Er durfte nicht stürzen, nicht hier draußen, nicht öffentlich. Seine Truppen durften nicht merken, wie sehr er verwundet war.
Irgendwie schaffte er es nach drinnen, wo sein Stellvertreter mit einem Blick erkannte, wie es um ihn stand. Aber Dmitri zuckte nicht einmal mit der Wimper. Auf ihn war Verlass, er würde ihn nicht verraten. »Lijuans Truppen ziehen sich zurück«, sagte der Vampir. »Ich erwarte in der Nacht noch hier und da Kämpfe, aber wir sollten unsere Truppen trotzdem gruppenweise ruhen lassen.«
Raphael sah alles nur noch durch einen roten Nebel hindurch. »Zahlen?«
Sein Stellvertreter rückte ganz dicht an ihn heran, damit niemand ihre Unterhaltung mithören konnte. »Mehr als die Hälfte unserer Streitkräfte ist tot oder zu schwer verwundet, um sich rasch erholen zu können. Alle anderen sind erschöpft, selbst die Stärksten unter ihnen. So, wie ich die Lage einschätze, werden Lijuans Streitkräfte im Morgengrauen einen kompromisslosen Angriff starten. Wir haben keine Überraschungen mehr für sie parat. Das wissen sie auch.«
»Autorisiere bei Anbruch des Tages den Einsatz von Raketenwerfern«, sagte Raphael. Aber Dmitri und er wussten, dass das nicht ausreichen würde. »Die Frachtflugzeuge mit den Wiedergeborenen?«
»Sind vor zwei Stunden abgeflogen.« Dmitri senkte die Stimme. »Gehen Sie und heilen Sie, Sire. Wir reden später weiter.«
»Wache über meine Stadt, Dmitri.« Unglaubliche Schmerzen schossen Raphael das Rückgrat hinauf, als er die Gefechtszentrale verließ. Mit Mühe und Not schaffte er es ins Wohnzimmer seiner Privatsuite, wo er bäuchlings zusammenbrach. Am liebsten hätte er jetzt laut geschrien, die Schmerzen hinausgebrüllt, die ihm das Innere zerwühlten, aber das ging nicht. Ein einziger Laut, und seine Truppen wussten, dass sie kurz vor dem Verlust ihrer Stadt standen. Verzweifelt biss er die Zähne zusammen.
43
»Elena«
,
ertönte Dmitris Stimme an ihrem Ohr,
»die Kämpfe laufen jetzt weniger heftig, du kannst eine Pause einlegen.«
Stirnrunzelnd drückte sie die Antworttaste. »Mir geht es prima, Dmitri, zieh jemand von den anderen ab.« Ihre sterblichen Freunde waren wesentlich erschöpfter als sie. Elena mochte zwar als Unsterbliche noch ein Baby sein, aber sie war immerhin eine Unsterbliche, was auch Wirkung zeigte.
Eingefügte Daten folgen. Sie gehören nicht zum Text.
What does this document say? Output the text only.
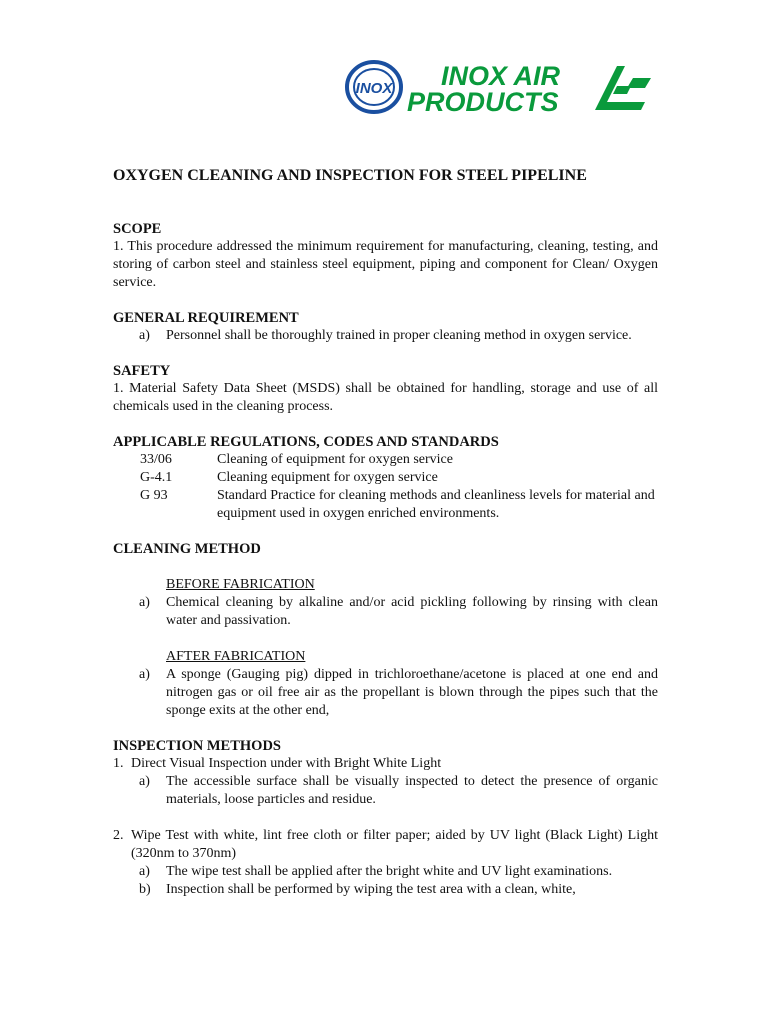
INOX INOX AIR
PRODUCTS
OXYGEN CLEANING AND INSPECTION FOR STEEL PIPELINE
SCOPE
1. This procedure addressed the minimum requirement for manufacturing, cleaning, testing, and storing of carbon steel and stainless steel equipment, piping and component for Clean/ Oxygen service.
GENERAL REQUIREMENT
a)	Personnel shall be thoroughly trained in proper cleaning method in oxygen service.
SAFETY
1. Material Safety Data Sheet (MSDS) shall be obtained for handling, storage and use of all chemicals used in the cleaning process.
APPLICABLE REGULATIONS, CODES AND STANDARDS
33/06	Cleaning of equipment for oxygen service
G-4.1	Cleaning equipment for oxygen service
G 93	Standard Practice for cleaning methods and cleanliness levels for material and equipment used in oxygen enriched environments.
CLEANING METHOD
BEFORE FABRICATION
a)	Chemical cleaning by alkaline and/or acid pickling following by rinsing with clean water and passivation.
AFTER FABRICATION
a)	A sponge (Gauging pig) dipped in trichloroethane/acetone is placed at one end and nitrogen gas or oil free air as the propellant is blown through the pipes such that the sponge exits at the other end,
INSPECTION METHODS
1. Direct Visual Inspection under with Bright White Light
a)	The accessible surface shall be visually inspected to detect the presence of organic materials, loose particles and residue.
2. Wipe Test with white, lint free cloth or filter paper; aided by UV light (Black Light) Light (320nm to 370nm)
a)	The wipe test shall be applied after the bright white and UV light examinations.
b)	Inspection shall be performed by wiping the test area with a clean, white,
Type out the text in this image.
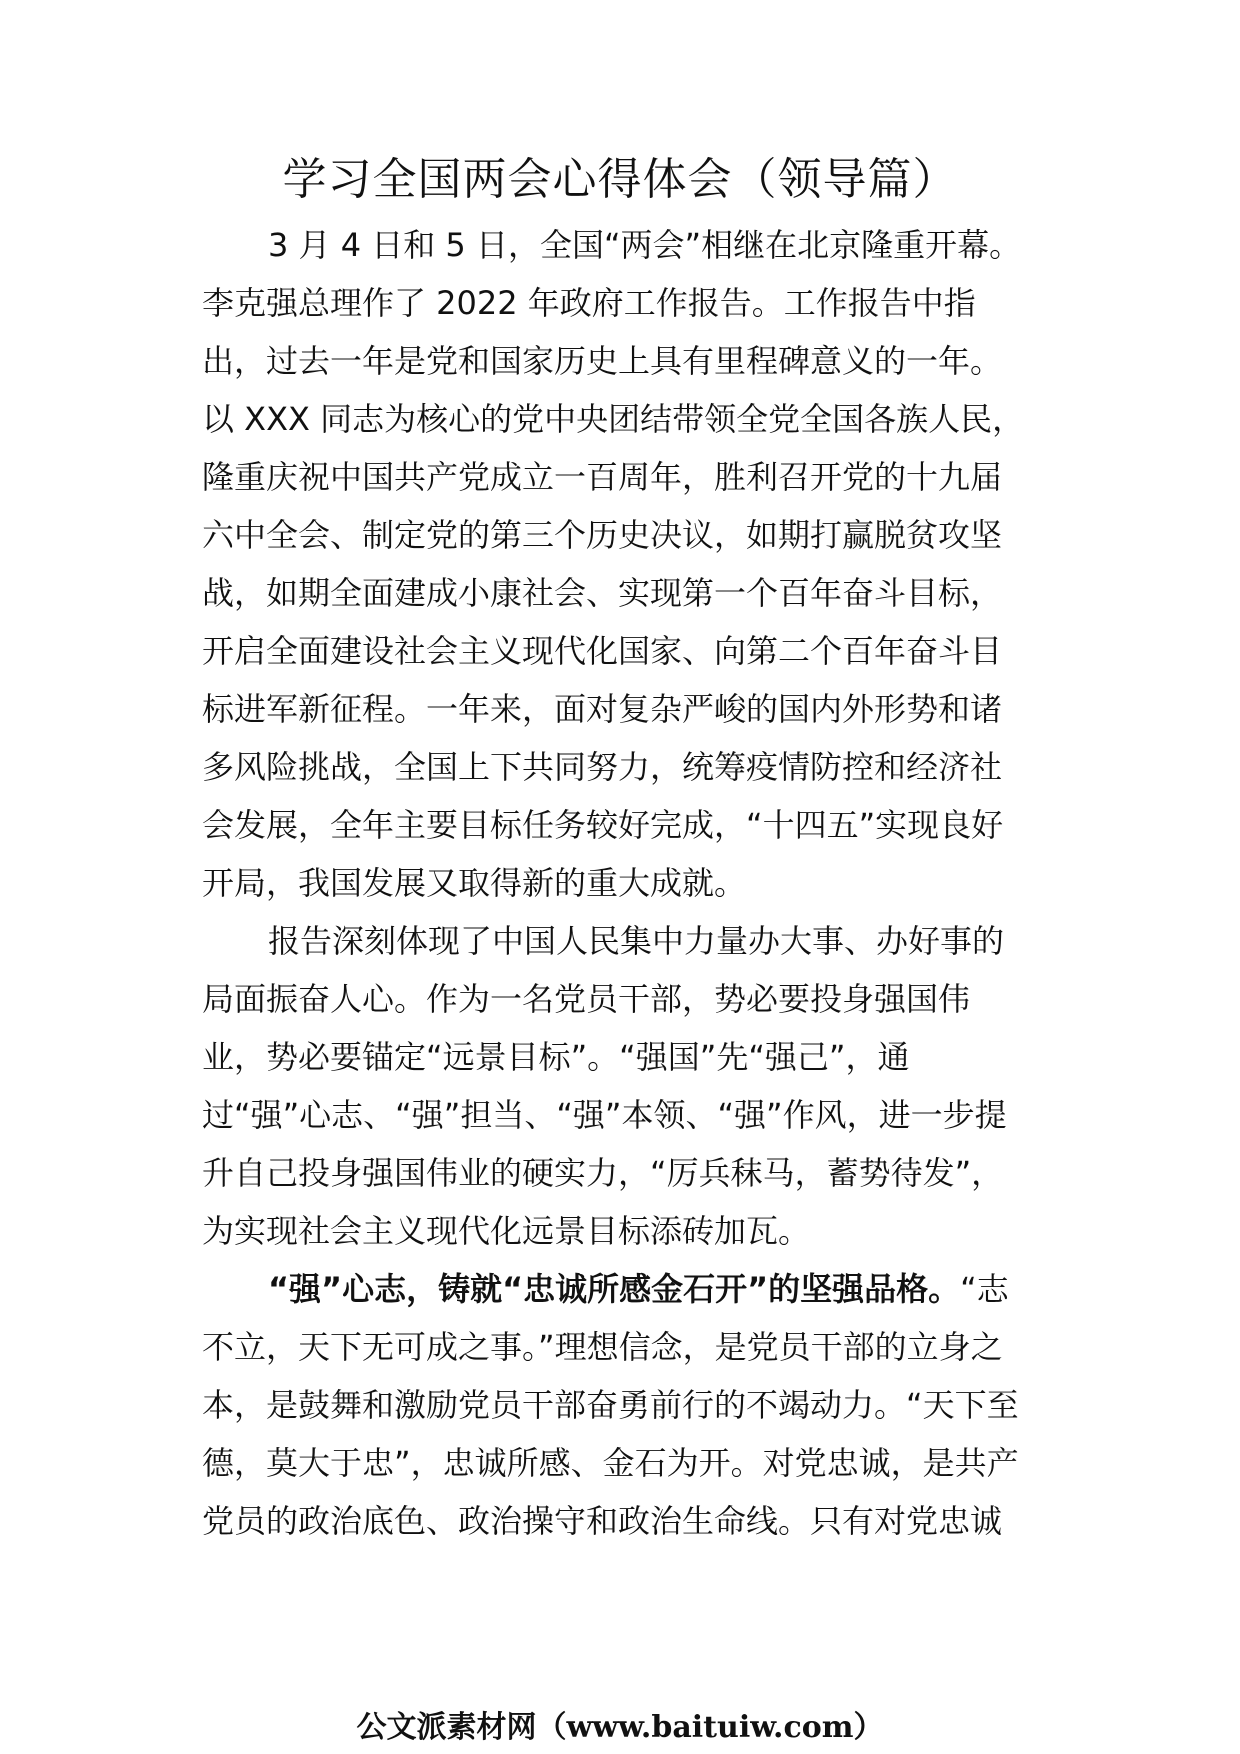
学习全国两会心得体会（领导篇）
3 月 4 日和 5 日，全国“两会”相继在北京隆重开幕。
李克强总理作了 2022 年政府工作报告。工作报告中指
出，过去一年是党和国家历史上具有里程碑意义的一年。
以 XXX 同志为核心的党中央团结带领全党全国各族人民，
隆重庆祝中国共产党成立一百周年，胜利召开党的十九届
六中全会、制定党的第三个历史决议，如期打赢脱贫攻坚
战，如期全面建成小康社会、实现第一个百年奋斗目标，
开启全面建设社会主义现代化国家、向第二个百年奋斗目
标进军新征程。一年来，面对复杂严峻的国内外形势和诸
多风险挑战，全国上下共同努力，统筹疫情防控和经济社
会发展，全年主要目标任务较好完成，“十四五”实现良好
开局，我国发展又取得新的重大成就。
报告深刻体现了中国人民集中力量办大事、办好事的
局面振奋人心。作为一名党员干部，势必要投身强国伟
业，势必要锚定“远景目标”。“强国”先“强己”，通
过“强”心志、“强”担当、“强”本领、“强”作风，进一步提
升自己投身强国伟业的硬实力，“厉兵秣马，蓄势待发”，
为实现社会主义现代化远景目标添砖加瓦。
“强”心志，铸就“忠诚所感金石开”的坚强品格。“志
不立，天下无可成之事。”理想信念，是党员干部的立身之
本，是鼓舞和激励党员干部奋勇前行的不竭动力。“天下至
德，莫大于忠”，忠诚所感、金石为开。对党忠诚，是共产
党员的政治底色、政治操守和政治生命线。只有对党忠诚
公文派素材网（www.baituiw.com）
»Du musst zum Turm zurückkehren.«
Eiseskälte kroch ihr den Rücken hinunter. »Verstanden.«
Sie stimmte ihren Flug so ab, dass sie den sporadischen Gefechten, die gerade noch tobten, ausweichen konnte, und steuerte direkt die Suite an, die Raphael und sie im Turm bewohnten. Dort landete sie auf dem Balkon. Die Balkontür war geschlossen, ließ sich aber durch Schieben öffnen. »Raphael!«
Rasch machte sie die Tür hinter sich zu. Ihr Gemahl würde nicht wollen, dass jemand ihn so sah. Sie lief zu ihm, ließ sich neben ihm auf die Knie fallen, eine Sekunde lang überzeugt, einen Toten vor sich zu haben. Aber dann sah sie die angespannten Muskeln, die verzweifelt geballten Fäuste, das durchgebogene Rückgrat und begriff, dass er gegen Lijuans Gift ankämpfte.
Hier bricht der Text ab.